Economia
Como a alta do dólar impacta o varejo?

O dólar tem tido sucessivas valorizações no Brasil nas últimas semanas. Na última quarta-feira, a moeda americana fechou em R$ 6,26, valor mais alto desde a criação do real. O crescimento, na data, havia sido de 2,82%, também a maior em dois anos. Ontem, o dólar fechou em R$ 6,12, após intervenções do Banco Central (BC).
A alta da moeda americana assusta não só quem pretende viajar para o exterior nesse momento, mas também todas as transações comerciais de importação de produtos estrangeiros. Com isso, o peso desse aumento pode chegar até mesmo no bolso dos consumidores finais, e o varejo pode ser um grande afetado.
De acordo com o professor de Economia Antonio Santos, a alta histórica do dólar tem muitos fatores, entre eles, as expectativas do mercado financeiro com a eleição de Donald Trump nos Estados Unidos. “Desde as eleições norte-americanas está acontecendo uma readaptação das expectativas dos agentes econômicos. O Trump tem um perfil mais desenvolvimentista, tem essa vontade de reindustrialização, então muitas empresas estão repatriando dólares para os Estados Unidos”.
Com base na lei da oferta e da demanda, quanto mais investidores tiram dólares do Brasil e devolvem para os Estados Unidos, mais a moeda americana se valoriza em relação ao real. Segundo Santos, outros fatores internacionais também contribuem para essa alta, como a continuação das guerras da Ucrânia e de Israel.
Quanto aos fatores internos, um pronunciamento do ministro Fernando Haddad no final de novembro fez com que a confiança do mercado financeiro no Brasil se abalasse. Entre as medidas anunciadas por Haddad, estão uma economia pretendida de R$ 70 bilhões proveniente da limitação do aumento real do salário mínimo, maior controle do acesso ao Benefício de Prestação Continuada (BPC), reformulação do abono salarial, instituição de idade mínima para que militares passem para a reserva e limitação de transferência de pensões das Forças Armadas, combate aos altos salários do funcionalismo, etc. As mudanças, porém, ainda têm que tramitar no Congresso Nacional para serem aprovadas.

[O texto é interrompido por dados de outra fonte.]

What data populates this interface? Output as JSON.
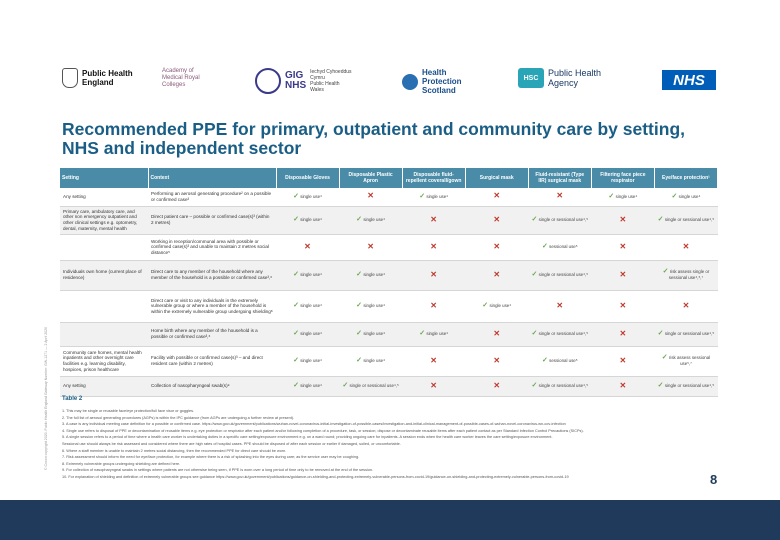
{
  "logos": {
    "phe": [
      "Public Health",
      "England"
    ],
    "aomrc": [
      "Academy of",
      "Medical Royal",
      "Colleges"
    ],
    "gig": {
      "mark": [
        "GIG",
        "NHS"
      ],
      "lines": [
        "Iechyd Cyhoeddus",
        "Cymru",
        "Public Health",
        "Wales"
      ]
    },
    "hps": [
      "Health",
      "Protection",
      "Scotland"
    ],
    "hsc": {
      "mark": "HSC",
      "lines": [
        "Public Health",
        "Agency"
      ]
    },
    "nhs": "NHS"
  },
  "title": "Recommended PPE for primary, outpatient and community care by setting, NHS and independent sector",
  "side_note": "© Crown copyright 2020. Public Health England Gateway Number: GW-1271 — 2 April 2020",
  "table": {
    "headers": [
      "Setting",
      "Context",
      "Disposable Gloves",
      "Disposable Plastic Apron",
      "Disposable fluid-repellent coverall/gown",
      "Surgical mask",
      "Fluid-resistant (Type IIR) surgical mask",
      "Filtering face piece respirator",
      "Eye/face protection¹"
    ],
    "rows": [
      {
        "setting": "Any setting",
        "context": "Performing an aerosol generating procedure² on a possible or confirmed case³",
        "cells": [
          {
            "t": "ok",
            "l": "single use⁴"
          },
          {
            "t": "no",
            "l": ""
          },
          {
            "t": "ok",
            "l": "single use⁴"
          },
          {
            "t": "no",
            "l": ""
          },
          {
            "t": "no",
            "l": ""
          },
          {
            "t": "ok",
            "l": "single use⁴"
          },
          {
            "t": "ok",
            "l": "single use⁴"
          }
        ]
      },
      {
        "setting": "Primary care, ambulatory care, and other non emergency outpatient and other clinical settings e.g. optometry, dental, maternity, mental health",
        "context": "Direct patient care – possible or confirmed case(s)³ (within 2 metres)",
        "cells": [
          {
            "t": "ok",
            "l": "single use⁴"
          },
          {
            "t": "ok",
            "l": "single use⁴"
          },
          {
            "t": "no",
            "l": ""
          },
          {
            "t": "no",
            "l": ""
          },
          {
            "t": "ok",
            "l": "single or sessional use⁴,⁵"
          },
          {
            "t": "no",
            "l": ""
          },
          {
            "t": "ok",
            "l": "single or sessional use⁴,⁵"
          }
        ]
      },
      {
        "setting": "",
        "context": "Working in reception/communal area with possible or confirmed case(s)³ and unable to maintain 2 metres social distance⁵",
        "cells": [
          {
            "t": "no",
            "l": ""
          },
          {
            "t": "no",
            "l": ""
          },
          {
            "t": "no",
            "l": ""
          },
          {
            "t": "no",
            "l": ""
          },
          {
            "t": "ok",
            "l": "sessional use⁵"
          },
          {
            "t": "no",
            "l": ""
          },
          {
            "t": "no",
            "l": ""
          }
        ]
      },
      {
        "setting": "Individuals own home (current place of residence)",
        "context": "Direct care to any member of the household where any member of the household is a possible or confirmed case³,⁶",
        "cells": [
          {
            "t": "ok",
            "l": "single use⁴"
          },
          {
            "t": "ok",
            "l": "single use⁴"
          },
          {
            "t": "no",
            "l": ""
          },
          {
            "t": "no",
            "l": ""
          },
          {
            "t": "ok",
            "l": "single or sessional use⁴,⁵"
          },
          {
            "t": "no",
            "l": ""
          },
          {
            "t": "ok",
            "l": "risk assess single or sessional use⁴,⁵,⁷"
          }
        ]
      },
      {
        "setting": "",
        "context": "Direct care or visit to any individuals in the extremely vulnerable group or where a member of the household is within the extremely vulnerable group undergoing shielding⁸",
        "cells": [
          {
            "t": "ok",
            "l": "single use⁴"
          },
          {
            "t": "ok",
            "l": "single use⁴"
          },
          {
            "t": "no",
            "l": ""
          },
          {
            "t": "ok",
            "l": "single use⁴"
          },
          {
            "t": "no",
            "l": ""
          },
          {
            "t": "no",
            "l": ""
          },
          {
            "t": "no",
            "l": ""
          }
        ]
      },
      {
        "setting": "",
        "context": "Home birth where any member of the household is a possible or confirmed case³,⁶",
        "cells": [
          {
            "t": "ok",
            "l": "single use⁴"
          },
          {
            "t": "ok",
            "l": "single use⁴"
          },
          {
            "t": "ok",
            "l": "single use⁴"
          },
          {
            "t": "no",
            "l": ""
          },
          {
            "t": "ok",
            "l": "single or sessional use⁴,⁵"
          },
          {
            "t": "no",
            "l": ""
          },
          {
            "t": "ok",
            "l": "single or sessional use⁴,⁵"
          }
        ]
      },
      {
        "setting": "Community care homes, mental health inpatients and other overnight care facilities e.g. learning disability, hospices, prison healthcare",
        "context": "Facility with possible or confirmed case(s)³ – and direct resident care (within 2 metres)",
        "cells": [
          {
            "t": "ok",
            "l": "single use⁴"
          },
          {
            "t": "ok",
            "l": "single use⁴"
          },
          {
            "t": "no",
            "l": ""
          },
          {
            "t": "no",
            "l": ""
          },
          {
            "t": "ok",
            "l": "sessional use⁵"
          },
          {
            "t": "no",
            "l": ""
          },
          {
            "t": "ok",
            "l": "risk assess sessional use⁵,⁷"
          }
        ]
      },
      {
        "setting": "Any setting",
        "context": "Collection of nasopharyngeal swab(s)⁹",
        "cells": [
          {
            "t": "ok",
            "l": "single use⁴"
          },
          {
            "t": "ok",
            "l": "single or sessional use⁴,⁵"
          },
          {
            "t": "no",
            "l": ""
          },
          {
            "t": "no",
            "l": ""
          },
          {
            "t": "ok",
            "l": "single or sessional use⁴,⁵"
          },
          {
            "t": "no",
            "l": ""
          },
          {
            "t": "ok",
            "l": "single or sessional use⁴,⁵"
          }
        ]
      }
    ]
  },
  "table_caption": "Table 2",
  "notes": [
    "1. This may be single or reusable face/eye protection/full face visor or goggles.",
    "2. The full list of aerosol generating procedures (AGPs) is within the IPC guidance (from AGPs are undergoing a further review at present).",
    "3. A case is any individual meeting case definition for a possible or confirmed case. https://www.gov.uk/government/publications/wuhan-novel-coronavirus-initial-investigation-of-possible-cases/investigation-and-initial-clinical-management-of-possible-cases-of-wuhan-novel-coronavirus-wn-cov-infection",
    "4. Single use refers to disposal of PPE or decontamination of reusable items e.g. eye protection or respirator after each patient and/or following completion of a procedure, task, or session; dispose or decontaminate reusable items after each patient contact as per Standard Infection Control Precautions (SICPs).",
    "5. A single session refers to a period of time where a health care worker is undertaking duties in a specific care setting/exposure environment e.g. on a ward round; providing ongoing care for inpatients. A session ends when the health care worker leaves the care setting/exposure environment.",
    "   Sessional use should always be risk assessed and considered where there are high rates of hospital cases. PPE should be disposed of after each session or earlier if damaged, soiled, or uncomfortable.",
    "6. Where a staff member is unable to maintain 2 metres social distancing, then the recommended PPE for direct care should be worn.",
    "7. Risk assessment should inform the need for eye/face protection, for example where there is a risk of splashing into the eyes during care; as the service user may be coughing.",
    "8. Extremely vulnerable groups undergoing shielding are defined here.",
    "9. For collection of nasopharyngeal swabs in settings where patients are not otherwise being seen, if PPE is worn over a long period of time only to be removed at the end of the session.",
    "10. For explanation of shielding and definition of extremely vulnerable groups see guidance https://www.gov.uk/government/publications/guidance-on-shielding-and-protecting-extremely-vulnerable-persons-from-covid-19/guidance-on-shielding-and-protecting-extremely-vulnerable-persons-from-covid-19"
  ],
  "page_number": "8",
  "colors": {
    "title": "#1a5e86",
    "header": "#4a8ca8",
    "tick": "#6aa84f",
    "cross": "#c0392b",
    "footer": "#1f3a5a"
  }
}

Além dos anúncios de contenção de gastos, Haddad apresentou no mesmo dia a proposta de isentar do Imposto de Renda pessoas que ganham até R$ 5 mil, como parte da Reforma Tributária que será discutida no ano que vem. Essa mudança, porém, foi a que mais desagradou o mercado financeiro. “Esse aumento do dólar principalmente acaba surgindo quando a gente tem essas discussões do novo pacote fiscal e orçamento do governo”, afirma Santos.
Porém, o economista afirma que essa reação pode demonstrar uma acomodação do mercado. “A gente tem bons indicadores econômicos, com o aumento do PIB e queda do desemprego. Por outro lado, o aumento do consumo fez com que o Banco Central tente conter a inflação, aumentando a taxa de juros”.
Nesse cenário, o varejo pode acabar sofrendo com a alta da moeda americana, uma vez que o dólar é o padrão internacional para transações comerciais entre países. “Muitas vezes, mesmo um carro sendo produzido e montado no Brasil, ele depende de peças importadas. Vai haver impacto, por exemplo, até no pão francês, porque o Brasil não é autossuficiente na produção de trigo. Isso vai impactar inúmeros Lojistas; no varejo, se o varejista já fez seu estoque de produtos importados talvez seja até possível não repassar esse aumento ao consumidor. Mas quem ainda vai comprar estoque agora, está no olho do furacão”, analisa Santos.
Segundo José Luís Fernandes, CEO do Grupo HOPE, essa alta preocupa os varejistas, que devem tomar cautela nas negociações nesse momento. “Qualquer alteração tanto na taxa de câmbio quanto na taxa de juros afetam os negócios em geral, direta ou indiretamente Entendemos que temos que ser muito cautelosos neste momento para entender se se trata de um movimento especulativo ou uma real mudança de patamar do câmbio. Esperamos que as coisas se acomodem rapidamente e, consequentemente, os impactos negativos possam ser absorvidos por nossa operação.”
Antonio Santos dá algumas dicas para varejistas que precisam se proteger da valorização do dólar nesse momento: “Negociar um contrato melhor com seu fornecedor, talvez de longo prazo, com um poder maior de barganha; fazer mecanismos financeiros como CDBs ou SWAPs, utilizando um bom analista financeiro; verificar se o orçamento para 2025 está preparado para a exposição ao risco com o câmbio”.